Gli strumenti del B. giunti fino a noi sono molto rari e non recano mai la data di fabbricazione. A tuttavia possibile ricostruire una certa cronologia dei suoi strumenti, che spaziano dalla viola da gamba di aspetto quasi gotico fino al violino moderno, seguendo l'evoluzione di alcuni elementi, ad esempio il taglio delle aperture, che vanno dall'antico C della viola da gamba alla f perfettamente definita dei suoi violini. Il modello dil violino e della viola, della quale il B. aveva perfezionato la forma, conferendole l'aspetto definitivo, varia da un tipo con tavole molto arcuate a uno con le volte più basse, preferibile. dal punto di vista della sonorità. Anche le dimensioni variano secondo i modelli. Una caratteristica dei suoi strumenti è il parallelismo delle f, lunghe e appuntite, che sarà poi ripreso dal Maggini. Il legno era sempre scelto con molta cura e gli spessori - determinanti per il suono - regolati con particolare attenzione. Le curve mediane sono poco profonde e il riccio non è sempre molto curato. La vernice, in origine rosso bruna o giallo ambrata, si è spesso scurita coi tempo fino a diventare quasi nera. Il B. costruì anche violoncelli e bassetti di viola, ma rimase insuperato per i contrabbassi.
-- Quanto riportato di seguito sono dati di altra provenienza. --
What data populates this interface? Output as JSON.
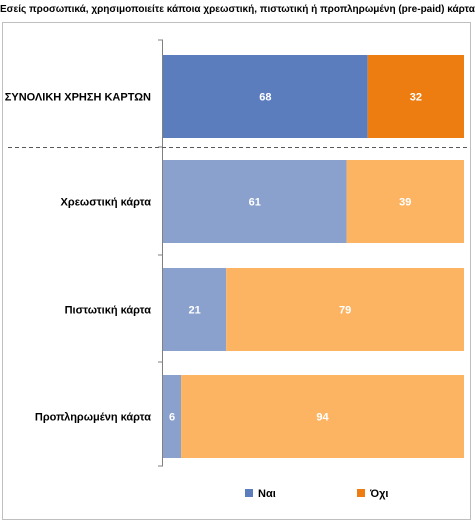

Non tutte le liste di strumenti del B. compilate dai vari liutologi collimano. Conservate sono rimaste alcune viole nel Museo del conservatorio di Bruxelles e nella collezione Hill di Londra, che comprende anche un violoncello e una viola da gamba. Al Victoria and Albert Museum di Londra si trovano due viole da gamba e un violino, e nell'Altes Musikinstrumente Museurn di Vienna il terzetto di viole costruito verso il 1580. Dei violini, il più famoso è quello già appartenuto a Ole Bull (ora al Museo d'Arte e Industria delle Terre dell'Ovest, di Bergen).

Alla morte del B. il figlio primogenito Francesco, rimasto proprietario della casa in via delle Cossere, vi lavorò ancora per alcuni anni, producendo, secondo le testimonianze dei vari liutologi, violini di piccolo formato, lire da gamba e liuti. Secondo il Butturini una sua viola recava l'etichetta "D. Francesco, quondarn G. da Salò". Di lui rimane però soltanto una lira da gamba costruita presumibilmente nel 1612, conservata nella raccolta W. Heyer di Colonia. Francesco morì presumibilmente fra il 1614 e il 1620.